Ia baru sadar, bahwa selama sebulan ini ia menjadi budak dari orang nomor 2 di Bonten, Sanzu Haruchiyo.

Flashback on.

"Demi Bonten, aku akan mempertaruhkan tangan Rindou!" ucap pria bersurai merah muda itu dengan bersemangat sambil bersiap melempar dadunya. "Aku yakin angka kali ini pasti 4!"

Sedangkan pria paruh baya yang terlihat ketakutan melihat lawannya yang berapi-api seperti ini, ia bingung harus mempertaruhkan apa lagi.

Harta sudah cukup banyak ia keluarkan dan bahkan ia kini hampir bangkrut karena judi yang ia lakukan kali ini melawan Sanzu.

"Kau akan mempertaruhkan apalagi? Pak tua?!" tantang Sanzu dengan ekspresi meremehkan.

Ia sangat bersemangat dalam hal berjudi, apalagi dengan tambahan hal-hal yang menarik dan menantang baginya.

Bukan hanya itu, dia juga hobi menakuti lawannya. Seperti yang ia lakukan sekarang, ia menodongkan katana miliknya ke arah leher pria paruh baya yang kini menjadi lawan judinya.

"Sepertinya ... nyawamu." ucap Sanzu sambil tertawa sarkas, "Pertaruhkan saja nyawamu."

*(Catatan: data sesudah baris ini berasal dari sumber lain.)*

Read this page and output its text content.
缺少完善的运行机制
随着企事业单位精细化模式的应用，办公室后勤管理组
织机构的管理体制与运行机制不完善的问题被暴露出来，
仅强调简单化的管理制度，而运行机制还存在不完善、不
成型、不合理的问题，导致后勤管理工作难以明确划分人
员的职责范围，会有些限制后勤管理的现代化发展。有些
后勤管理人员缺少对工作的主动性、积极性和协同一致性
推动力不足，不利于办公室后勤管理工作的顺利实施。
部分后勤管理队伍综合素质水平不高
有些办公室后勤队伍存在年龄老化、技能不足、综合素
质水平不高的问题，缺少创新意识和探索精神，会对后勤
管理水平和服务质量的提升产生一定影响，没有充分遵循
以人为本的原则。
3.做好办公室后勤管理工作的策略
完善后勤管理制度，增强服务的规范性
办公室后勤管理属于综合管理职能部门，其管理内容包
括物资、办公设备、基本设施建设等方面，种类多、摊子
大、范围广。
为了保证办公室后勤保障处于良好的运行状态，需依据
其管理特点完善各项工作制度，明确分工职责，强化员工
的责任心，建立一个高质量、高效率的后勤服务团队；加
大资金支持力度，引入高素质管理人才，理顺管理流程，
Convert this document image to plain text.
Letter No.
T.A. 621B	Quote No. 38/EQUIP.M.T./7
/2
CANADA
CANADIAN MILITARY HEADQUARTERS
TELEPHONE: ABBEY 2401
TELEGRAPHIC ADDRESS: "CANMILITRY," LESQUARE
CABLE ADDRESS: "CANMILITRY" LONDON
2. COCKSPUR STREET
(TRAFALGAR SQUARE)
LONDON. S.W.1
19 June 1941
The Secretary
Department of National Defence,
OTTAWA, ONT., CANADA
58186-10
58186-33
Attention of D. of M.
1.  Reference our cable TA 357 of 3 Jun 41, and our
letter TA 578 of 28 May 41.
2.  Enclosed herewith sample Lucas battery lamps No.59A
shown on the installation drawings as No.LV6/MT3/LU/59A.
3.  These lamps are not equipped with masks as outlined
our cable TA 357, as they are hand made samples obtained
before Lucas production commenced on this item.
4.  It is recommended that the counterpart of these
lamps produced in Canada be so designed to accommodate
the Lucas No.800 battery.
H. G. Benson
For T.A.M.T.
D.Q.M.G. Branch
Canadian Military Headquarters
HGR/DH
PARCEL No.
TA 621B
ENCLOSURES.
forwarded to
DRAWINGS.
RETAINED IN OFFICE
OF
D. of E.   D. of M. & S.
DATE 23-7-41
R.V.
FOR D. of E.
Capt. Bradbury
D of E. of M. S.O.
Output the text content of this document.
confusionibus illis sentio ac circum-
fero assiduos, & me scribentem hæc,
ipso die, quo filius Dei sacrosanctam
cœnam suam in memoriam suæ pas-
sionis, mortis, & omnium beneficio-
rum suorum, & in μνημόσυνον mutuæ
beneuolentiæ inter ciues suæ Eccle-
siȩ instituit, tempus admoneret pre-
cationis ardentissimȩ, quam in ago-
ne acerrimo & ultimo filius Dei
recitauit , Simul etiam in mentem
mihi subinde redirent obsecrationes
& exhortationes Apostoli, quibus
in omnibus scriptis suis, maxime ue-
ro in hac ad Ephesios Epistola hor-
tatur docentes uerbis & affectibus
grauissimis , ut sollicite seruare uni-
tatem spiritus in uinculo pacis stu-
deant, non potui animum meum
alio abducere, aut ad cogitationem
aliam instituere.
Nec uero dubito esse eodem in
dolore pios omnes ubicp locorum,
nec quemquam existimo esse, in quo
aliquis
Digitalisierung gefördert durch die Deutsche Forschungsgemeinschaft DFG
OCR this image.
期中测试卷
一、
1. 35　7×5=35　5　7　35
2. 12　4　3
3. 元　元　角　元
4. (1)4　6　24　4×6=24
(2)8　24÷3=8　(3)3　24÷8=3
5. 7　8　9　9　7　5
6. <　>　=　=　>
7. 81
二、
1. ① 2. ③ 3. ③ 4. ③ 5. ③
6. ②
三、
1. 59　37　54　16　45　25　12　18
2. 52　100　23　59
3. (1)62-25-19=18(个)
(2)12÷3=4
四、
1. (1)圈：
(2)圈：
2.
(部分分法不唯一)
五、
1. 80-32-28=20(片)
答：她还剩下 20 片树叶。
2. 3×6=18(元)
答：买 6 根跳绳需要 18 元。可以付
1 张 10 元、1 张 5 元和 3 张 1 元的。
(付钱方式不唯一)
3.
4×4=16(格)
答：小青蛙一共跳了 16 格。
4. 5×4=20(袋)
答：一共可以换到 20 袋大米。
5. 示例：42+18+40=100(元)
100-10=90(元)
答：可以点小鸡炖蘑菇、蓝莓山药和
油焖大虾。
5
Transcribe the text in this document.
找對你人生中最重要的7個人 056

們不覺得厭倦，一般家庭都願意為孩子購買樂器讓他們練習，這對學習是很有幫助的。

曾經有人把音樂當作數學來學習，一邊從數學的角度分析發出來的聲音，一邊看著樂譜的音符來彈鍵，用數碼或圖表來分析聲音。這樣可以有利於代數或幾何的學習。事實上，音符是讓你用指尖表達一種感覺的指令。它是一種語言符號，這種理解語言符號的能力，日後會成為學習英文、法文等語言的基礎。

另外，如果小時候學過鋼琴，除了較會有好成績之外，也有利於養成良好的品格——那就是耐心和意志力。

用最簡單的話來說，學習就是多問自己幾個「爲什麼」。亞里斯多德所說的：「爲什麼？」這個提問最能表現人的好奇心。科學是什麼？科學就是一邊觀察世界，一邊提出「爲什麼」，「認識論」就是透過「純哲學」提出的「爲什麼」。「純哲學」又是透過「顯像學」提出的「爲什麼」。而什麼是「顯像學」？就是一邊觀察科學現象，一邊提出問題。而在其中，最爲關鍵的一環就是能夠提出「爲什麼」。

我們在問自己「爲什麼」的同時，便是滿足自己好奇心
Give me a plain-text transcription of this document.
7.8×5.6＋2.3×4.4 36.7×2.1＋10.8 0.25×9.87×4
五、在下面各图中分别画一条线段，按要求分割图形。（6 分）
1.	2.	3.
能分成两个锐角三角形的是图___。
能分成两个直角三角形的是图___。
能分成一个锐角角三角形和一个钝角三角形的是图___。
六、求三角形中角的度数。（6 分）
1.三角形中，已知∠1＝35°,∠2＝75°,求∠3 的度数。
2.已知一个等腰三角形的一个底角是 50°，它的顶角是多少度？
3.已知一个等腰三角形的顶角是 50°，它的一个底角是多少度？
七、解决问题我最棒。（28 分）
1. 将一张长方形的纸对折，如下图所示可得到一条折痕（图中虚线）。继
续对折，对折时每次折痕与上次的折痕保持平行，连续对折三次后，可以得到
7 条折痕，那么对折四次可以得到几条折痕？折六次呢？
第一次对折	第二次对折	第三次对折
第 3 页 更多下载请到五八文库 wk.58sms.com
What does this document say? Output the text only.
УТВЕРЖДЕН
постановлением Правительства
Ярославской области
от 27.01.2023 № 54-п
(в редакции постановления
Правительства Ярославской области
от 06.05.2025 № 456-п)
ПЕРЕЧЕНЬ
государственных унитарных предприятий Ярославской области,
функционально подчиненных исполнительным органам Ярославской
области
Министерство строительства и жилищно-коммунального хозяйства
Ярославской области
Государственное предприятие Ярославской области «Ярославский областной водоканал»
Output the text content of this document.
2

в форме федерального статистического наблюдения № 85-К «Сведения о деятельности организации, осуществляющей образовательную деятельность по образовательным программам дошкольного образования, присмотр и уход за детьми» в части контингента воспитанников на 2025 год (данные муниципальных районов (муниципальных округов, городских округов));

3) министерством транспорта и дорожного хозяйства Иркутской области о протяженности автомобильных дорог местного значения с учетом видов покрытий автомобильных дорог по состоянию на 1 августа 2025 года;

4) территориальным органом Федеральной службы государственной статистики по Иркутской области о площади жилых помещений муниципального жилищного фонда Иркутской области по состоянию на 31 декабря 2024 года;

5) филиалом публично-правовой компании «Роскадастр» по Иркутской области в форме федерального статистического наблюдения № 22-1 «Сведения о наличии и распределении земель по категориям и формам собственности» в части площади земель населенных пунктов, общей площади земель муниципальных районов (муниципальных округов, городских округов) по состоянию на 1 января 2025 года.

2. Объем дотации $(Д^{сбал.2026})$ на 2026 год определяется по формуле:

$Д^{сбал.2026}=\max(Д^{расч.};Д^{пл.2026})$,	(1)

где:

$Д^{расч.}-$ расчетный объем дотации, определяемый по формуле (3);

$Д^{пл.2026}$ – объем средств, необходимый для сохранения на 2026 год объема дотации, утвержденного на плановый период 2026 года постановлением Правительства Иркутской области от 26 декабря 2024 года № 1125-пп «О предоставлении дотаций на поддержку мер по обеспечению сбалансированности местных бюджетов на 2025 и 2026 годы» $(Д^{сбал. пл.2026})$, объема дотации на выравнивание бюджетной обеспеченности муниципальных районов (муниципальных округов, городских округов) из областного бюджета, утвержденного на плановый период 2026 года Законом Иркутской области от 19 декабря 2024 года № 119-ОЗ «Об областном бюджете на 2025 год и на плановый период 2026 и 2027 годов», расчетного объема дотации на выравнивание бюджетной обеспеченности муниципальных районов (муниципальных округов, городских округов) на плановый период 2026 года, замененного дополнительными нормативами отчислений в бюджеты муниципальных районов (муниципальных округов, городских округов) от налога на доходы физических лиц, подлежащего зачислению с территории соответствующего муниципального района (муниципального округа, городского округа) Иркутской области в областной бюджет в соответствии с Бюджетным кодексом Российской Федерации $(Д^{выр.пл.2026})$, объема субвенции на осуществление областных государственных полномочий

Pria paruh baya itu, ia adalah ayah dari [fullname]. Tepatnya ayah tiri. Ia hanya bisa menelan ludah ketika benda itu menyapa kulitnya dan mengukir luka kecil yang sedikit demi sedikit akan memisahkan kepala dengan tubuhnya jika pria surai merah jambu itu tak menghentikan aksinya

"Aku sudah tidak punya apa-apa lagi." gumam pria itu ketakutan. Ia rasanya ingin pergi dari sini dan berharap petinggi Bonten yang satu ini takkan mengincarnya lagi.

"Ya, ginjalmu akan laku dengan harga yang cukup besar ... bagaimana?"

Ayah tiri [name] terlihat berfikir dengan raut wajah ketakutan. Ginjal? Ia sudah menyerahkan satu ginjalnya beberapa bulan yang lalu karena kalah berjudi, dan pada akhirnya tubuh pria tua itu kesehatannya menurun drastis bahkan harus bolak-balik rumah sakit.

Meskipun begitu, ia tetap berjudi.

Namun, ia tak kehilangan akal sambil melirik ke sekeliling kasino yang menjadi tempatnya berjudi sekarang. Hingga pada akhirnya, ia menangkap siluet seseorang yang ia kenali.

Anak semata wayangnya, [fullname] datang mencarinya.

"Aku akan mempertaruhkan anak gadisku ... aku jamin dia akan menjadi barang taruhan yang memuaskan bagimu!" ucap Ayah tiri [name] tanpa rasa ragu.

Sanzu pun melirik ke arah Rindou dan Ran yang sedang menyesap sebatang rokok yang terselip diantara jari mereka, mencoba meminta pendapat apakah ini bisa diterima, atau tidak.

"Ambil saja, kau tak perlu mengeluarkan uang banyak untuk wanita malam ini ... atau kau mau memberikannya padaku? Aku akan berbahagia kalau itu terjadi." ucap Rindou pada Sanzu.

"Mana barangnya?" tanya Ran pada ayah tiri [name].

Bahkan, manusia pun mereka sebut barang.

Dengan tepatnya, seorang gadis muda yang tingginya hanya sebahu dari Sanzu itu menghampiri ayahnya yang sedang ditodong oleh katana.

Meskipun ayah tiri [name] kejam padanya, namun untuk melihatnya mati sebelum ia menderita dan meminta ampun dengan tangan [name] sendiri, ia tak rela.

Dalam kata lain, [name] juga ingin menebas kepala ayah tirinya dengan katana miliknya sendiri, bukan orang lain.

Bugh!

Namun tubuhnya berkata lain, ia malah menendang kaki Sanzu hingga pria itu sedikit terhuyung ke arah depan.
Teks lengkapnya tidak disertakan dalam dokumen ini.